Closing out the “Injustice 2” saga, a combination of flashback and modern story bring with it a roller coaster of emotions.
Written by Tom Taylor
Illustrated by Bruno Redondo
Colored by Rex Lokus
Lettered by Wes Abbott
Injustice 2 ends here—so as the story segues into/sets up the Injustice 2 video game, we take one final look back. Batman and Superman’s alliance was torn apart years ago by the events of Injustice. But when Bruce Wayne receives unexpected visitors, he is reminded of a happier time when Clark was his savior. A time of the World’s Finest friendship.
The writing of the “Injustice 2” comic has had its ups and downs. Unlike that for the first Injustice video game’s prequel comic series, the story didn’t really come to an overall conclusion that led directly into the video game, but rather just… ended. As such, part of Tom Taylor’s story to tell in this annual, ‘The World’s Finest,’ is to close the emotional beats, to settle some things before the story can move forward. In this respect, Taylor performs marvelously.
Cutting between the appearance of Jonathan and Martha Kent in the present day at Stryker’s Island and an adventure eight years prior (roughly two years before the first comic series), Taylor examines the friendship between Superman and Batman, and between their respective families. In the process, there is a lot of time given to certain key members of the families that connect the two, in particular Lois Lane.
Taylor uses Jonathan and Martha Kent to provide some much-needed adult supervision to the feud between their adoptive son and his former best friend. As Jonathan himself says, they had to raise and set boundaries for Superman when he was growing up, so Batman or Bruce Wayne aren’t going to scare them at all. The attitude of constantly letting the wind out of Batman’s cape adds a lot of comedy to the otherwise heartwrenching tale, balancing that levity against the cold hard facts of what the eponymous World’s Finest duo truly need to do, even with Superman being a criminal justifiably behind bars.
Lois Lane has a fair amount of the spotlight in this annual, as Taylor examines just what is missing that broke apart such a hard-forged friendship. She isn’t the damsel in distress needing constant rescuing, nor is she completely on top of everything, but she adds a clear sense of hope for even the smallest, non-superhero people in the DC Universe, showing that they don’t need expert training, powers, or a mask to be effective in protecting the defenseless.
A key element in Taylor’s script is its use of dramatic irony. For extra tragedy, Superman is shown to idolize Batman in the flashback scenario, and for them to work together so very well against criminals, adding to the sense of what was lost when Joker broke the Last Son of Krypton. Furthermore, this dramatic irony is clear in some non-dialogue portions of the script, such as a certain symbol appearing on Brother Eye’s monitors for a single panel to showcase how the events of the Injustice 2 video game are drawing near, elements that readers, but not the characters, would know.
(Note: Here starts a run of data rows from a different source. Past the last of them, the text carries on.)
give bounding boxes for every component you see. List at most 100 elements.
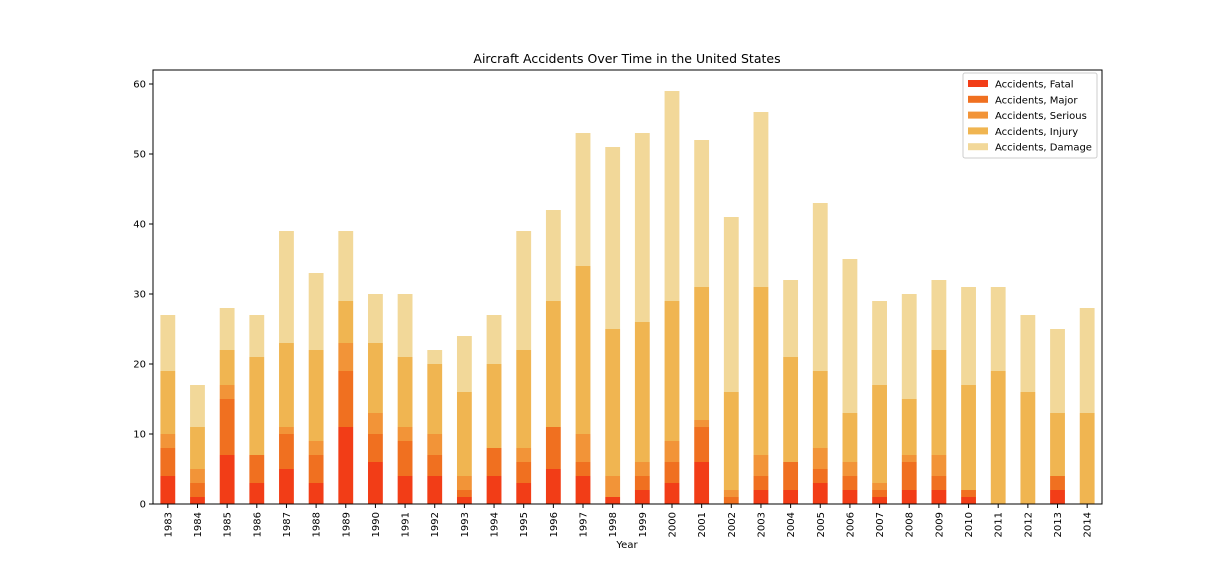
bar-2005-series-4 [812,371,828,448]
bar-2004-series-5 [783,280,799,357]
x-tick-label: 2009 [934,512,945,537]
bar-2006-series-2 [842,476,858,490]
bar-1995-series-3 [516,448,532,462]
bar-2003-series-2 [753,476,769,490]
bar-2004-series-2 [783,462,799,490]
bar-2003-series-3 [753,455,769,476]
bar-2005-series-2 [812,469,828,483]
legend-box [962,72,1098,159]
x-tick-label: 1999 [638,512,649,537]
bar-1996-series-2 [545,427,561,469]
bar-2010-series-5 [961,287,976,385]
bar-2006-series-5 [842,259,858,413]
y-tick-label: 50 [133,150,146,161]
x-tick-label: 2004 [786,512,797,537]
y-tick-label: 20 [133,360,146,371]
y-axis: 0 10 20 30 40 50 60 [133,80,153,511]
bar-2002-series-2 [723,497,739,504]
legend-label: Accidents, Major [995,95,1078,106]
bar-1994-series-2 [486,448,502,476]
bar-2003-series-1 [753,490,769,504]
bar-1989-series-5 [338,231,354,301]
x-tick-label: 2014 [1083,512,1094,537]
y-tick-label: 30 [133,290,146,301]
bar-1992-series-3 [427,434,443,455]
bar-1989-series-1 [338,427,354,504]
bar-2011-series-5 [990,287,1006,371]
bar-2014-series-5 [1079,308,1095,413]
bar-2004-series-1 [783,490,799,504]
legend: Accidents, Fatal Accidents, Major Accident… [962,72,1098,159]
bar-2003-series-5 [753,112,769,287]
x-tick-label: 1987 [282,512,293,537]
bars-layer [160,91,1095,504]
bar-2000-series-1 [664,483,680,504]
bar-1997-series-3 [575,434,591,462]
bar-2010-series-2 [961,490,976,497]
legend-label: Accidents, Injury [995,127,1078,138]
bar-1990-series-1 [368,462,383,504]
bar-2004-series-4 [783,357,799,462]
legend-swatch [968,127,988,135]
legend-swatch [968,80,988,87]
x-tick-label: 2003 [756,512,767,537]
y-tick-label: 0 [140,500,146,511]
x-tick-label: 1989 [341,512,352,537]
bar-2002-series-4 [723,392,739,490]
bar-2013-series-5 [1050,329,1065,413]
bar-1988-series-5 [308,273,324,350]
bar-1996-series-4 [545,301,561,427]
bar-2005-series-3 [812,448,828,469]
x-tick-label: 2002 [727,512,738,537]
legend-label: Accidents, Fatal [995,80,1074,91]
bar-1995-series-5 [516,231,532,350]
bar-2002-series-3 [723,490,739,497]
x-tick-label: 2012 [1023,512,1034,537]
bar-2009-series-1 [931,490,947,504]
x-tick-label: 2013 [1053,512,1064,537]
bar-1988-series-3 [308,441,324,455]
bar-1996-series-1 [545,469,561,504]
bar-2008-series-1 [901,490,917,504]
bar-2006-series-4 [842,413,858,462]
bar-2013-series-2 [1050,476,1065,490]
x-tick-label: 1990 [371,512,382,537]
bar-1996-series-5 [545,210,561,301]
bar-1991-series-1 [397,476,413,504]
bar-1992-series-4 [427,364,443,434]
bar-2007-series-2 [872,490,887,497]
bar-1983-series-2 [160,448,176,476]
bar-1999-series-4 [634,322,650,462]
bar-1991-series-5 [397,294,413,357]
bar-1995-series-2 [516,462,532,483]
x-tick-label: 2007 [875,512,886,537]
bar-1993-series-5 [456,336,472,392]
bar-2009-series-3 [931,455,947,476]
bar-1995-series-4 [516,350,532,448]
bar-2008-series-4 [901,399,917,455]
legend-label: Accidents, Damage [995,143,1092,154]
bar-1990-series-5 [368,294,383,343]
bar-1988-series-1 [308,483,324,504]
bar-1984-series-5 [190,385,205,427]
bar-2002-series-5 [723,217,739,392]
x-tick-label: 1996 [549,512,560,537]
bar-1999-series-3 [634,462,650,476]
plot-frame [152,69,1103,505]
bar-1984-series-4 [190,427,205,469]
bar-1997-series-4 [575,266,591,434]
bar-2012-series-4 [1020,392,1036,504]
x-tick-label: 1988 [312,512,323,537]
bar-2008-series-5 [901,294,917,399]
bar-2005-series-1 [812,483,828,504]
bar-1983-series-5 [160,315,176,371]
bar-1999-series-2 [634,476,650,490]
bar-1984-series-2 [190,483,205,497]
bar-1983-series-4 [160,371,176,434]
bar-1998-series-3 [605,476,621,497]
x-tick-label: 1985 [223,512,234,537]
bar-1993-series-2 [456,490,472,497]
bar-1994-series-5 [486,315,502,364]
bar-1997-series-2 [575,462,591,476]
Bruno Redondo’s artwork emphasizes the emotional gravitas of the story, from the linework itself to the perspectives used. Extra emphasis on thicker lines makes for darker imagery overall, especially in later times of day. Thinner lines come up in the daylight, focusing in on the brighter, happier moments of Superman’s heroism, and the thickness also seems to differ depending on how close the person is to the “camera,” so to speak.
Use of light and darkness draws an emphasis on hope and despair. Using a backlight of flames against the silhouetted face of a man on his knees, Redondo manages to draw away all sense of hope at all, leading to surprising changes in tone depending upon exactly how each character deals with said situations by throwing away those silhouettes as the mood changes.
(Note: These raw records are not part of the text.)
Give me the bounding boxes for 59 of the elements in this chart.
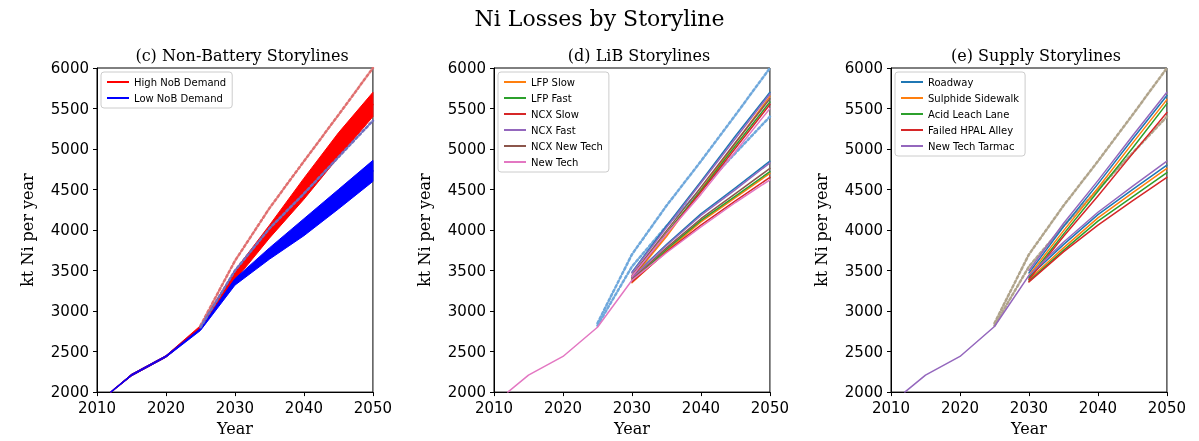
legend-label: Acid Leach Lane — [928, 108, 1010, 120]
x-tick-label: 2020 — [543, 398, 583, 417]
legend-label: Low NoB Demand — [134, 92, 223, 104]
x-tick-label: 2040 — [284, 398, 324, 417]
y-tick-label: 4000 — [844, 221, 883, 240]
y-axis-title: kt Ni per year — [414, 172, 434, 287]
chart-title: (e) Supply Storylines — [951, 45, 1121, 65]
y-tick-label: 4500 — [447, 180, 486, 199]
legend-label: LFP Fast — [531, 92, 572, 104]
y-tick-label: 3500 — [447, 261, 486, 280]
y-tick-label: 5500 — [844, 99, 883, 118]
legend-label: New Tech — [531, 156, 579, 168]
x-tick-label: 2020 — [940, 398, 980, 417]
y-tick-label: 5000 — [447, 140, 486, 159]
x-tick-label: 2050 — [750, 398, 790, 417]
legend-label: NCX New Tech — [531, 140, 603, 152]
legend-label: Sulphide Sidewalk — [928, 92, 1020, 104]
x-tick-label: 2050 — [353, 398, 393, 417]
y-tick-label: 5000 — [50, 140, 89, 159]
legend-label: LFP Slow — [531, 76, 575, 88]
y-tick-label: 4500 — [50, 180, 89, 199]
y-tick-label: 5500 — [50, 99, 89, 118]
chart-title: (d) LiB Storylines — [567, 45, 711, 65]
y-tick-label: 5000 — [844, 140, 883, 159]
legend-label: Roadway — [928, 76, 974, 88]
legend-label: New Tech Tarmac — [928, 140, 1015, 152]
x-tick-label: 2030 — [1009, 398, 1049, 417]
y-tick-label: 3000 — [50, 302, 89, 321]
legend-label: Failed HPAL Alley — [928, 124, 1014, 136]
x-axis-title: Year — [1010, 418, 1048, 438]
x-axis-title: Year — [613, 418, 651, 438]
y-axis-title: kt Ni per year — [17, 172, 37, 287]
y-tick-label: 3500 — [844, 261, 883, 280]
x-tick-label: 2040 — [681, 398, 721, 417]
y-tick-label: 2500 — [844, 342, 883, 361]
x-tick-label: 2050 — [1147, 398, 1187, 417]
x-tick-label: 2030 — [612, 398, 652, 417]
legend-label: High NoB Demand — [134, 76, 227, 88]
y-tick-label: 6000 — [50, 59, 89, 77]
legend-label: NCX Fast — [531, 124, 576, 136]
y-tick-label: 6000 — [447, 59, 486, 77]
text: Ni Losses by Storyline — [473, 6, 726, 31]
y-tick-label: 3000 — [447, 302, 486, 321]
y-tick-label: 5500 — [447, 99, 486, 118]
chart-title: (c) Non-Battery Storylines — [135, 45, 349, 65]
x-tick-label: 2020 — [146, 398, 186, 417]
y-tick-label: 4000 — [447, 221, 486, 240]
y-tick-label: 3500 — [50, 261, 89, 280]
y-tick-label: 4500 — [844, 180, 883, 199]
legend-label: NCX Slow — [531, 108, 579, 120]
x-axis-title: Year — [216, 418, 254, 438]
y-axis-title: kt Ni per year — [811, 172, 831, 287]
y-tick-label: 4000 — [50, 221, 89, 240]
x-tick-label: 2030 — [215, 398, 255, 417]
x-tick-label: 2040 — [1078, 398, 1118, 417]
y-tick-label: 6000 — [844, 59, 883, 77]
y-tick-label: 2500 — [447, 342, 486, 361]
y-tick-label: 3000 — [844, 302, 883, 321]
y-tick-label: 2500 — [50, 342, 89, 361]
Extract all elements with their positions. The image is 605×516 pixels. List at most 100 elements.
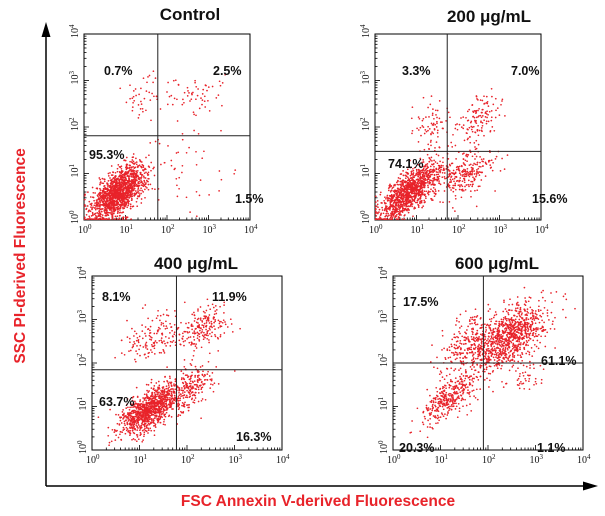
event-point [142, 110, 144, 113]
event-point [103, 210, 106, 212]
event-point [93, 207, 96, 209]
event-point [425, 130, 428, 133]
event-point [150, 395, 152, 398]
event-point [450, 180, 452, 182]
event-point [130, 417, 133, 420]
event-point [427, 129, 429, 132]
event-point [115, 413, 117, 416]
event-point [134, 182, 137, 185]
event-point [110, 204, 112, 207]
event-point [378, 218, 381, 220]
event-point [413, 179, 416, 182]
event-point [116, 170, 119, 173]
event-point [83, 218, 86, 220]
event-point [99, 187, 101, 190]
event-point [208, 339, 210, 341]
event-point [419, 197, 422, 200]
event-point [188, 92, 190, 94]
y-tick-label: 102 [76, 353, 89, 367]
event-point [498, 114, 501, 116]
event-point [386, 194, 389, 197]
event-point [420, 199, 423, 202]
event-point [133, 195, 136, 197]
event-point [388, 214, 390, 217]
event-point [197, 88, 199, 90]
event-point [392, 202, 395, 204]
event-point [157, 421, 159, 424]
event-point [127, 406, 129, 409]
scatter-points [83, 70, 237, 220]
event-point [147, 399, 150, 402]
event-point [145, 418, 147, 421]
event-point [140, 166, 143, 168]
event-point [152, 167, 155, 170]
event-point [452, 190, 455, 193]
event-point [399, 173, 402, 175]
event-point [214, 333, 216, 336]
event-point [430, 168, 432, 171]
event-point [474, 163, 477, 166]
event-point [95, 199, 98, 202]
event-point [193, 311, 195, 314]
event-point [114, 193, 116, 196]
event-point [156, 402, 159, 404]
event-point [442, 164, 444, 167]
event-point [163, 409, 165, 412]
event-point [123, 188, 125, 191]
event-point [113, 429, 116, 431]
event-point [436, 132, 439, 134]
event-point [118, 186, 121, 189]
event-point [462, 173, 464, 176]
event-point [430, 122, 433, 125]
event-point [143, 176, 145, 179]
event-point [93, 199, 95, 202]
event-point [149, 416, 151, 419]
event-point [200, 399, 203, 402]
event-point [140, 173, 142, 176]
event-point [129, 205, 132, 208]
event-point [111, 214, 114, 216]
event-point [430, 183, 433, 186]
x-tick-label: 104 [535, 223, 549, 236]
event-point [133, 173, 136, 175]
event-point [189, 384, 192, 387]
event-point [127, 198, 129, 201]
event-point [376, 200, 379, 202]
event-point [432, 108, 434, 110]
event-point [440, 164, 443, 167]
event-point [467, 183, 470, 186]
event-point [157, 309, 159, 312]
event-point [101, 189, 104, 192]
event-point [234, 169, 237, 171]
event-point [411, 170, 413, 173]
event-point [426, 182, 428, 184]
event-point [431, 160, 433, 162]
event-point [218, 322, 221, 325]
event-point [135, 413, 138, 416]
event-point [140, 184, 143, 186]
event-point [166, 396, 169, 399]
event-point [411, 200, 413, 203]
event-point [441, 121, 443, 123]
event-point [135, 386, 138, 389]
event-point [172, 79, 175, 82]
event-point [406, 202, 408, 205]
event-point [194, 391, 197, 394]
event-point [209, 387, 212, 389]
event-point [435, 153, 438, 156]
event-point [137, 427, 139, 429]
event-point [458, 179, 461, 182]
event-point [173, 402, 175, 404]
event-point [132, 205, 135, 208]
event-point [90, 206, 92, 208]
event-point [208, 194, 210, 196]
event-point [144, 427, 146, 430]
event-point [429, 182, 432, 184]
event-point [137, 421, 139, 423]
event-point [196, 374, 199, 377]
event-point [165, 387, 168, 390]
event-point [209, 325, 212, 328]
event-point [123, 194, 125, 197]
event-point [397, 196, 399, 199]
event-point [433, 195, 436, 198]
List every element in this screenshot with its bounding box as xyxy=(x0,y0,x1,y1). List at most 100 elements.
Perspective is absolutely key to the impact of Redondo’s art. A Dutch angle on Lois after a fight showcases how she is much tougher than she appears to be at first glance. On the other hand, a use of a wider angle further away can either create a heartwarming experience (when it comes to Martha and Superman) or a disheartening, overall tear-jerking one (when it comes to Batman visiting the very same inmate) even within the same physical set piece, the Red Sun Prison.Continued below
Rex Lokus adds a lot of depth to the artwork, and thus to the story, with his color choices. The red glow in Superman’s prison is oppressive on one level, but calming on another, giving the idea of Superman being uncomfortable, but people coming in being safer. The most notable use of color comes with the arrival of all of the Intergang assassins. By wreathing the area in flame, giving a backlight of yellows, oranges, and whites that holds up against the dark shadows of their target, they are all that much more menacing, their color schemes somewhat lighter solely due to the flames. By contrast, the immediate action after, with a blue-and-white background, fosters a sense of wonder and joy in readers that eclipses any fear that those criminals may have imposed.
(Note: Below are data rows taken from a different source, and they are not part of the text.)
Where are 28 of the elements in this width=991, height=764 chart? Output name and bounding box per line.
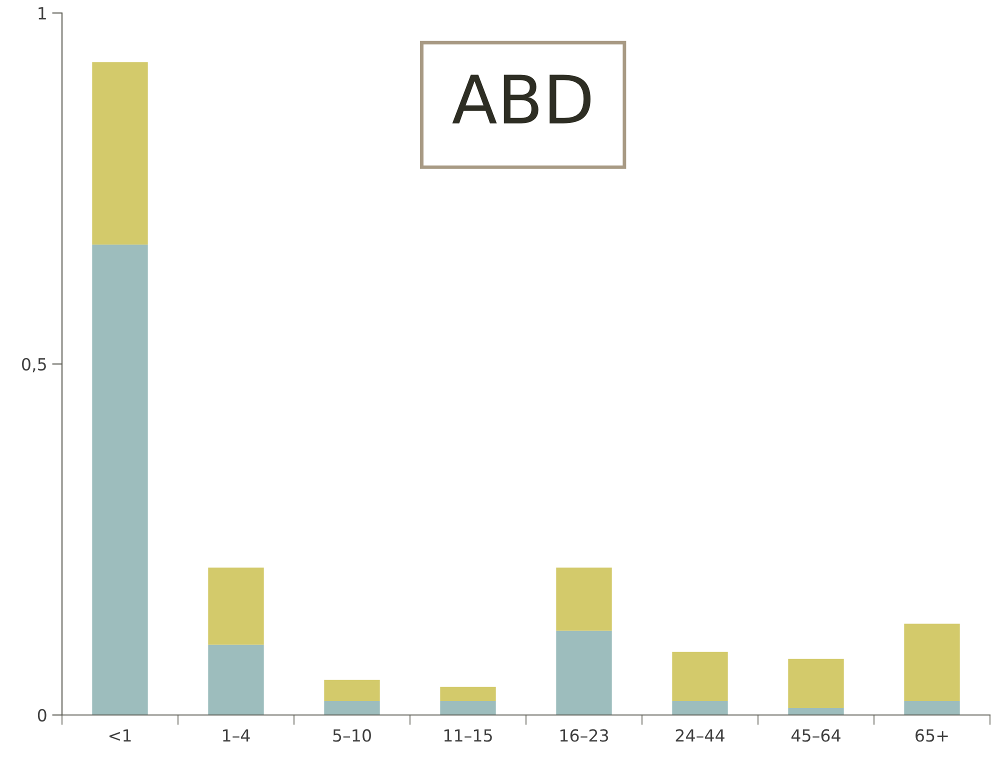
x-tick-label: 1–4 — [223, 729, 250, 742]
bar — [556, 630, 612, 715]
y-tick-label: 0 — [38, 708, 46, 722]
bar — [672, 700, 728, 715]
y-tick-label: 0,5 — [22, 358, 46, 372]
bar — [904, 624, 960, 701]
bar — [556, 568, 612, 631]
bar — [324, 700, 380, 715]
x-tick-label: 5–10 — [333, 729, 371, 742]
x-tick-label: 65+ — [916, 729, 948, 742]
y-tick-label: 1 — [38, 7, 46, 20]
x-tick-label: 11–15 — [444, 729, 492, 742]
bar — [208, 644, 264, 715]
bar — [92, 62, 148, 245]
bar — [92, 244, 148, 715]
bar — [440, 700, 496, 715]
x-tick-label: 16–23 — [560, 729, 608, 742]
x-tick-label: <1 — [109, 729, 131, 742]
bar — [904, 700, 960, 715]
bar — [672, 652, 728, 701]
bar — [440, 686, 496, 701]
bar — [788, 708, 844, 715]
annotation: ABD — [452, 74, 590, 124]
x-tick-label: 24–44 — [676, 729, 724, 742]
bar — [324, 680, 380, 701]
x-tick-label: 45–64 — [791, 729, 840, 742]
bar — [788, 658, 844, 708]
bar — [208, 568, 264, 645]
In all, a truly tragic tale to close out the “Injustice 2” comics., bringing everything back around to the beginning and closing out some lingering emotional beats. While it leaves readers potentially wanting more, the feeling differs from the main comic, and is more a general sense of wanting more story after the game’s plotline than any real sense of dissatisfaction.
Final Verdict: 8.5– Tom Taylor’s writing, combined with the expert artwork, colors, and lettering, creates a truly tragic tale to close out the “Injustice 2” comics.